French cable operator Numericable has agreed a €13.5 billion ($18.5 billion) takeover of Vivendi’s SFR, beating off competition from communications rival Bouygues for the country’s second-biggest mobile operator.
The acquisition promises to radically alter the shape of the French telecoms market, putting Numericable (Paris, France) in control of mobile assets and giving it the opportunity to challenge telecoms incumbent Orange (Paris, France) in the market for bundled services that include fixed, broadband and mobile elements.
However, it will ensure the French mobile market continues to be contested by four players for the foreseeable future, which may salve the concerns of competition authorities yet to sign off on the deal.
Although it had won backing from French government ministers, the bid from Bouygues (Paris, France) would have reduced the number of mobile operators to just three, comprising incumbent Orange and upstart Iliad (Paris, France) besides the combined Bouygues and SFR.
Besides handing over €13.5 billion in cash, Numericable will give Vivendi (Paris, France) a 20% share in the new company and promised another payment of €750 million if certain financial targets are achieved.
The Numericable offer was preferred to a last-minute bid that Bouygues tabled last Saturday morning, including €15.5 billion in cash but only a 5% stake in the new entity.
In a statement, Vivendi said it preferred Numericable’s offer because of the opportunities it presented to develop a strong position in the so-called quad-play market and because it is likely to face less regulatory opposition than a tie-up with Bouygues.

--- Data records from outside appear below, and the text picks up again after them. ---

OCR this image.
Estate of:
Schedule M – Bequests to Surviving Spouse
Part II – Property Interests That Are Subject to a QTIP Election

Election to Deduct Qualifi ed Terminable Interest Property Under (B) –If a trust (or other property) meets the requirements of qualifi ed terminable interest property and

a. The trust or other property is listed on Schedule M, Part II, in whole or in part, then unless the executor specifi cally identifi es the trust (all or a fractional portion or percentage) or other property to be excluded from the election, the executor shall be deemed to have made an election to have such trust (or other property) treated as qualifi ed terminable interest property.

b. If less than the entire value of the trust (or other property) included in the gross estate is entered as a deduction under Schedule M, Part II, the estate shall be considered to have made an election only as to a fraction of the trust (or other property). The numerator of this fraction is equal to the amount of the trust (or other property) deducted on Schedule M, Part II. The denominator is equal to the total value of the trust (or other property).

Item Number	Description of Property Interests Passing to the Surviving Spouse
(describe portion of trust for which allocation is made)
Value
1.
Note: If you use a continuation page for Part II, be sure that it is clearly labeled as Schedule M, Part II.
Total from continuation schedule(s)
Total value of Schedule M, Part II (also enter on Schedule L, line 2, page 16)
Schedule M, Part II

“This should represent a total value in excess of €17 billion,” said Vivendi on the Numericable offer.
The takeover leaves Bouygues in a difficult situation as a relatively small third player that has suffered badly in the French mobile market since the entry of Iliad in early 2012.
Analysts are speculating that Bouygues and Iliad may have to form ties to stand up to Orange and Numericable in the new-look market.
Bouygues had already approached Iliad about a possible sale of its network and airwaves, hoping this might assuage regulatory concerns regarding its bid for SFR, and may look to re-establish contact now the SFR bid has failed.